A Light in the Darkness

I’ve never before shared or recommended a YouTube video.  But now I recommend that you watch this:  https://www.youtube.com/watch?v=DPJL488cfRw  . 

I read the newspapers this morning and was left, as usual, with a leaden feeling of despair at a culture and civic sphere now dominated by superficiality, ignorance, mendacity, arrogance, coarseness and incivility.   The price of engaging with the public sphere, has been ­– at least in my case – an increasingly dark view of humanity and its prospects.

Returning to my desk, I found a page I had torn from a recent Economist describing a performance by 18-year-old South Korean pianist Lim Yun-chan of Rachmaninoff’s Piano Concerto No. 3 at the Van Cliburn competition in Fort Worth, Texas.   The video now has nearly 6 million views.   I just watched it.  The performance left in me tears (as it did the conductor).

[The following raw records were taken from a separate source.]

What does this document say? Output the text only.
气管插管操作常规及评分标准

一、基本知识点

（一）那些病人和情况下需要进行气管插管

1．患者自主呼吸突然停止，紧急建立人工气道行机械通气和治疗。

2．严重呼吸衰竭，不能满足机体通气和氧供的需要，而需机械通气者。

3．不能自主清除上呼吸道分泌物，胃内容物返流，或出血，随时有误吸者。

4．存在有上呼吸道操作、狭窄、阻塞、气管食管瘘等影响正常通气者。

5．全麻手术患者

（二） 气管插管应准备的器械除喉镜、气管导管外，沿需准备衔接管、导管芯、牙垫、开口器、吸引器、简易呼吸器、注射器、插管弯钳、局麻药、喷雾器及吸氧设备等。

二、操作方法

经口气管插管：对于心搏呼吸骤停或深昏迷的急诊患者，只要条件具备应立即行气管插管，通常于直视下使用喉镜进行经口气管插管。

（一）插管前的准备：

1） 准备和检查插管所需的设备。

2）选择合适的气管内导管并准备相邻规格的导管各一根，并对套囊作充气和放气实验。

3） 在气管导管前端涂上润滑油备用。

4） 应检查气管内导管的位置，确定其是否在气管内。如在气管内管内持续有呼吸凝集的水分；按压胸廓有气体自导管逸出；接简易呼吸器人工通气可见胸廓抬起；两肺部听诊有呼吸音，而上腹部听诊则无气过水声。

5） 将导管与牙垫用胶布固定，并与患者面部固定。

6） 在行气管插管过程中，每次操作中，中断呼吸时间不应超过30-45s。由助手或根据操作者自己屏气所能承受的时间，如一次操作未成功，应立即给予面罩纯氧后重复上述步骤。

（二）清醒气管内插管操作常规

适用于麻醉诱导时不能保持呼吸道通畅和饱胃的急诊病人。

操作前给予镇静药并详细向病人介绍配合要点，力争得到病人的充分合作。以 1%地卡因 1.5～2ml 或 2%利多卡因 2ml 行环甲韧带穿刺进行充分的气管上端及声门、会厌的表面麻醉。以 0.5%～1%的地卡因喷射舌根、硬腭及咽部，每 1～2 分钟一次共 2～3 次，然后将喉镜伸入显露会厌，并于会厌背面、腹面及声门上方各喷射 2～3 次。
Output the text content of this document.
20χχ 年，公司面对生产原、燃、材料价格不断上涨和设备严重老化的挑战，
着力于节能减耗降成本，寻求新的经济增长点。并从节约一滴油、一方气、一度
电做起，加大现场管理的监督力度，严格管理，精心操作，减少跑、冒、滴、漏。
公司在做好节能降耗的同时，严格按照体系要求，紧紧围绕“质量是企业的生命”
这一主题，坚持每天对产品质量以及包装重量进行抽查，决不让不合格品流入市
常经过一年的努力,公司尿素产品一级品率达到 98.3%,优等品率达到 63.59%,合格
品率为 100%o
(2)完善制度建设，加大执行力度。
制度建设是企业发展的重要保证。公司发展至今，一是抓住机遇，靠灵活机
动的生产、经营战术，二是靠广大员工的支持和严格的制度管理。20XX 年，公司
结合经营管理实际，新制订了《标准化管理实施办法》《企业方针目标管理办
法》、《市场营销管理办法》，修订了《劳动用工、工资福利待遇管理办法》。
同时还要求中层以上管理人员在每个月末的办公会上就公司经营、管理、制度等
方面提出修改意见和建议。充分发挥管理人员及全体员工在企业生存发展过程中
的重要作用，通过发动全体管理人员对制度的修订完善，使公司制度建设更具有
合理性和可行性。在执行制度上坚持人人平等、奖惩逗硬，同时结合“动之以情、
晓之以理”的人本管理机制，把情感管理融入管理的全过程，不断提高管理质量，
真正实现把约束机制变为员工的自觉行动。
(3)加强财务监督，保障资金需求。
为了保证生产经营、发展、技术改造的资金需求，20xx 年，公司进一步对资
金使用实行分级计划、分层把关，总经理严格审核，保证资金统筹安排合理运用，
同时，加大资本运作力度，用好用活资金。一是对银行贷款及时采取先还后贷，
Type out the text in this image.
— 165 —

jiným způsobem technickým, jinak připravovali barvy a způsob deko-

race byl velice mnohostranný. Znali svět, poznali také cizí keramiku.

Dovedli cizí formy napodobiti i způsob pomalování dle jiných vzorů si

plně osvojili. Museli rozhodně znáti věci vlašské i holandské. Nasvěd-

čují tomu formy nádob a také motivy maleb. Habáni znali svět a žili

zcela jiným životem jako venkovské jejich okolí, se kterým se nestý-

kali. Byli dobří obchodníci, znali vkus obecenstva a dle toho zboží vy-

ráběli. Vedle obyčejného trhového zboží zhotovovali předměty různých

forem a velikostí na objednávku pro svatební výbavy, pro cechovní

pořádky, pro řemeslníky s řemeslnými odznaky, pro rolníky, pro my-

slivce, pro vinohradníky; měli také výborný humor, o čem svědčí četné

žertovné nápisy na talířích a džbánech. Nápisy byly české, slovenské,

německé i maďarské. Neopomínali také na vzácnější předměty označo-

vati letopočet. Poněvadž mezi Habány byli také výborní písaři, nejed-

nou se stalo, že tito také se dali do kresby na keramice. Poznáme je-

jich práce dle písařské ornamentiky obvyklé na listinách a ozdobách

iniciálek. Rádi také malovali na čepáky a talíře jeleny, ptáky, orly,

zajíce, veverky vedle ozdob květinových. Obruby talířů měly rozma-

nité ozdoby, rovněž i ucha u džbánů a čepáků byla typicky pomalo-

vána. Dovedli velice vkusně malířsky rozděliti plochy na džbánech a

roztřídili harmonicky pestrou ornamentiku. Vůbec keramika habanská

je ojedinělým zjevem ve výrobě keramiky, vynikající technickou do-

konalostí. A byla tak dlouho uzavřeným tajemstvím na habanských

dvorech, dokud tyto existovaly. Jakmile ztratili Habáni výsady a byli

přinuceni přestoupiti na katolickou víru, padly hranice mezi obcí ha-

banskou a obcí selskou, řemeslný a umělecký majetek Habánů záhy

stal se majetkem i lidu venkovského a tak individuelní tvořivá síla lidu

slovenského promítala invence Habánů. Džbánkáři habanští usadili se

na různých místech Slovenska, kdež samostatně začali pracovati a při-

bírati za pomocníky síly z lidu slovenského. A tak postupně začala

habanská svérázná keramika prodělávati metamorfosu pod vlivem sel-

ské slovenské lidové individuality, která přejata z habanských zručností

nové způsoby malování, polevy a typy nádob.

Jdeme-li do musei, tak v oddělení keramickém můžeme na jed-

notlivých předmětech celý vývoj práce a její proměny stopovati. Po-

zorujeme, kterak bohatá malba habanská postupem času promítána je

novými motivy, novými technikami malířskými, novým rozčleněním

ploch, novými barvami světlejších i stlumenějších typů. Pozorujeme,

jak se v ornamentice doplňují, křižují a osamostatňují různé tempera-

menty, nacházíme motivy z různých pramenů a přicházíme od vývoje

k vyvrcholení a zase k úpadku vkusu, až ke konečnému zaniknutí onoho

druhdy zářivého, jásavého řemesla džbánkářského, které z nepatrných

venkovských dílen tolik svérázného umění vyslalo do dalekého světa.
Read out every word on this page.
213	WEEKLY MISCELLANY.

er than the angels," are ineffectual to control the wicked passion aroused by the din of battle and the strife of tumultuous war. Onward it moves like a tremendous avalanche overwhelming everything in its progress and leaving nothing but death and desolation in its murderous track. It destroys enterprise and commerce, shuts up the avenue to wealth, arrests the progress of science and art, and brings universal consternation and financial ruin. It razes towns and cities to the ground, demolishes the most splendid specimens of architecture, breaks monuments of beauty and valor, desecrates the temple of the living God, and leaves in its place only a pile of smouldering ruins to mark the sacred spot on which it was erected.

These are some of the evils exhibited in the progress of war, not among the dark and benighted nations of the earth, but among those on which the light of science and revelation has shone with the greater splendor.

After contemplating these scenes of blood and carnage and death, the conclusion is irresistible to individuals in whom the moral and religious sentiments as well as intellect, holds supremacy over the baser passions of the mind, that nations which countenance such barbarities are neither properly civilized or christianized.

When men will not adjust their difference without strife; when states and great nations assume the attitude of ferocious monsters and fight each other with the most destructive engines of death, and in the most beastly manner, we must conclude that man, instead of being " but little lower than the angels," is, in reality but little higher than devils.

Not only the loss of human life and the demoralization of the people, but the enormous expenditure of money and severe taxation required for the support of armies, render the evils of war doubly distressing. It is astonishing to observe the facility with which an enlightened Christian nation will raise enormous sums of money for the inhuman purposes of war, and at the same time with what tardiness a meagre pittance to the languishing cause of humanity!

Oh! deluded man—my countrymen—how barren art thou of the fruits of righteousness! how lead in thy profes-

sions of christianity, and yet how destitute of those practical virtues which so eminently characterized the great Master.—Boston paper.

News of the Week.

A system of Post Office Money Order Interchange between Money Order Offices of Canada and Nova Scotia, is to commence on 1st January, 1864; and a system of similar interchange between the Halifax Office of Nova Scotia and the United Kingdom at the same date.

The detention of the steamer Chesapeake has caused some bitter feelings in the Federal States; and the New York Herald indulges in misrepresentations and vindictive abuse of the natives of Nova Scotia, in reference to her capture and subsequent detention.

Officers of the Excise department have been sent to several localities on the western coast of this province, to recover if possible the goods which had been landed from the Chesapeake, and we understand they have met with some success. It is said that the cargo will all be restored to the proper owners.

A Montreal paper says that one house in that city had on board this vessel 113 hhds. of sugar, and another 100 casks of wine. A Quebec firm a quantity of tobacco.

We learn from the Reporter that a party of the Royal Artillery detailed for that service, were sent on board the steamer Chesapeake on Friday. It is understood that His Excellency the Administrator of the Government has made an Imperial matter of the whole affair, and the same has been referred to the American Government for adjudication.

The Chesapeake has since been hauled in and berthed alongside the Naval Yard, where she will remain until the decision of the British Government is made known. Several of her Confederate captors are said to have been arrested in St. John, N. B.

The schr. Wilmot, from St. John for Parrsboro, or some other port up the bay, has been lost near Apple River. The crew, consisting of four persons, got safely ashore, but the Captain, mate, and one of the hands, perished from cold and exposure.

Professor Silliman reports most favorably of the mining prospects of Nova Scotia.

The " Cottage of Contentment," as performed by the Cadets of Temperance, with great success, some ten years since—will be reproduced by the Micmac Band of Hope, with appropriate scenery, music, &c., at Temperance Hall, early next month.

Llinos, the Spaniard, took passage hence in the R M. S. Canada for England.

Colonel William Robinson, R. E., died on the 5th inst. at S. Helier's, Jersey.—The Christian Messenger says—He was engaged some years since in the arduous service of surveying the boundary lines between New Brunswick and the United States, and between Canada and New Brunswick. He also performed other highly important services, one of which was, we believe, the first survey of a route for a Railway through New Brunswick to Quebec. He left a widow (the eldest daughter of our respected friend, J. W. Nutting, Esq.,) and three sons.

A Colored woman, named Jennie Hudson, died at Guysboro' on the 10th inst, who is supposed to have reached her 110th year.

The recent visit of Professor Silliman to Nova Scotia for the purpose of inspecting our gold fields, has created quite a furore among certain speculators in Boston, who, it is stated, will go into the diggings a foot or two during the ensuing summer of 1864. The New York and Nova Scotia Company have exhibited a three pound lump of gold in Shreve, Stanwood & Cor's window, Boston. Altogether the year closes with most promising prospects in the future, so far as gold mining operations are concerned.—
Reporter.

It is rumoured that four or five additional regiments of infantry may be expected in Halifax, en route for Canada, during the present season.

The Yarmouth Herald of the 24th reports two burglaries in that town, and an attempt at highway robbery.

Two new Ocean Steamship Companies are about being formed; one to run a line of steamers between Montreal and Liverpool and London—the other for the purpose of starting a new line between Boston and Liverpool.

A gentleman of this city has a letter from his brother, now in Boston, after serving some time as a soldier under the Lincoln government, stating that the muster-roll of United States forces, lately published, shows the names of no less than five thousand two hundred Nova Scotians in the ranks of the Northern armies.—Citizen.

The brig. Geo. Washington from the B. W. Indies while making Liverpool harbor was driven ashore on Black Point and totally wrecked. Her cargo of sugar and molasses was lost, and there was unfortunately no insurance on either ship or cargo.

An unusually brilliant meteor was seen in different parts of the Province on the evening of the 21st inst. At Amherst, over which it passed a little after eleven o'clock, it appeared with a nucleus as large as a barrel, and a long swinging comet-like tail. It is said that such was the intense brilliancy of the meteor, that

Some of those tears sprang from the sheer beauty of the sound.   But there was something else – a message that the music didn’t need words to convey.  It reminded me of the infinite potential of humanity.   Of our potential to push the boundaries of achievement further and further.  Of our potential for nobility, subtleness, generosity, and imagination.   And of all that can be accomplished when we tear down the walls of tribalism, in this case to have a young pianist from South Korea play music written by a dead Russian, conducted by a woman born in New York, before a wildly enthusiastic Texas audience.   

I hope this brightens your day, as it did mine.